You wouldn't (necessarily) leave your desk at 10:00am in the office to play your favourite playstation game, so, don't do it at home.
Reward yourself after the day's work, by fulfilling yourself with as much and as many distractions as you'd like, but don't let it pull you away from your work during the day.
Eat well, sleep well, exercise and stay hydrated
Again, this may seem simple, but may often be overlooked.
Spend time preparing healthy meals, and if you can't help but snack (I certainly can't) then make sure you're attacking the healthier options, and not the junk.
Get to bed at a reasonable hour, after a quite evening whisky if you're like me, and make sure you're getting enough quality rest. Rest after all, will determine your ability to stay productive the next day.
Albeit confined to your home, or flat, try and find new and exciting ways to elevate the heart rate, and keep it fun. It's no surprise that exercising releases the 'feel good' hormones which not only improves your mood and general outlook on these otherwise negative times, it also keeps your body and mind fit & healthy.

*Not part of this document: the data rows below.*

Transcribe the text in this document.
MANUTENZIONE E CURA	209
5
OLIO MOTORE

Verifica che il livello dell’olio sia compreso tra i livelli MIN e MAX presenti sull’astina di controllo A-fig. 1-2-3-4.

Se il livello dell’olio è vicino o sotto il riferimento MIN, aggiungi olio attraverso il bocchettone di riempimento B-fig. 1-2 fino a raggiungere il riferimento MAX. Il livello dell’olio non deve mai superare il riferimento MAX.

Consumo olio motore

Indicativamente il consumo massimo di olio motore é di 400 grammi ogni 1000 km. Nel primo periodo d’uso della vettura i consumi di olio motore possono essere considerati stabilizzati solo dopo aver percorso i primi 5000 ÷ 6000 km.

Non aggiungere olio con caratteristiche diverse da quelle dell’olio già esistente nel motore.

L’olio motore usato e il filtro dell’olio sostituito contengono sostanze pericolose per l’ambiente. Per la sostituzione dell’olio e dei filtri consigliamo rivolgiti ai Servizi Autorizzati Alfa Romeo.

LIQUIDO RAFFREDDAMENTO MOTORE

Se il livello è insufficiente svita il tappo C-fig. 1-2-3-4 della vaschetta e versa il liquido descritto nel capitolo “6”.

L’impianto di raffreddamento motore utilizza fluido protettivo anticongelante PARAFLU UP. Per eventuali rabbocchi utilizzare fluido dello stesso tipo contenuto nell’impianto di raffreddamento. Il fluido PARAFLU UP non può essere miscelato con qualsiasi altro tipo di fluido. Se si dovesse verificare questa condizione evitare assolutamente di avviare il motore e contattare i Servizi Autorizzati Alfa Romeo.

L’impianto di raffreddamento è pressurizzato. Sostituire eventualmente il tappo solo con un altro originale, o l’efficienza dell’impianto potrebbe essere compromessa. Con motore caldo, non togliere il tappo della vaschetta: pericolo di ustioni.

To conclude, working remotely and staying productive is indeed the future, and businesses who chose to ignore this fact, will simply slip further and further behind their more agile competitors. But, it is also a strategy based on trust. Without it, no remote strategy, no matter how sound, would ever work. Employers must invest time in hiring the 'right people' and then need to trust that their employees have their work interests and associated outputs at heart. Similarly, employees need to earn the level of trust required to operate in a flexible working environment, by demonstrating that deadlines aren't missed, meeting aren't forgotten about, and important projects aren't delivered at half measure. Simply put, employees need to demonstrate that working remotely and staying productive is indeed possible.
The working world as we know it is rapidly evolving, and the speed at which businesses adapt to it, will determine their level of ongoing success.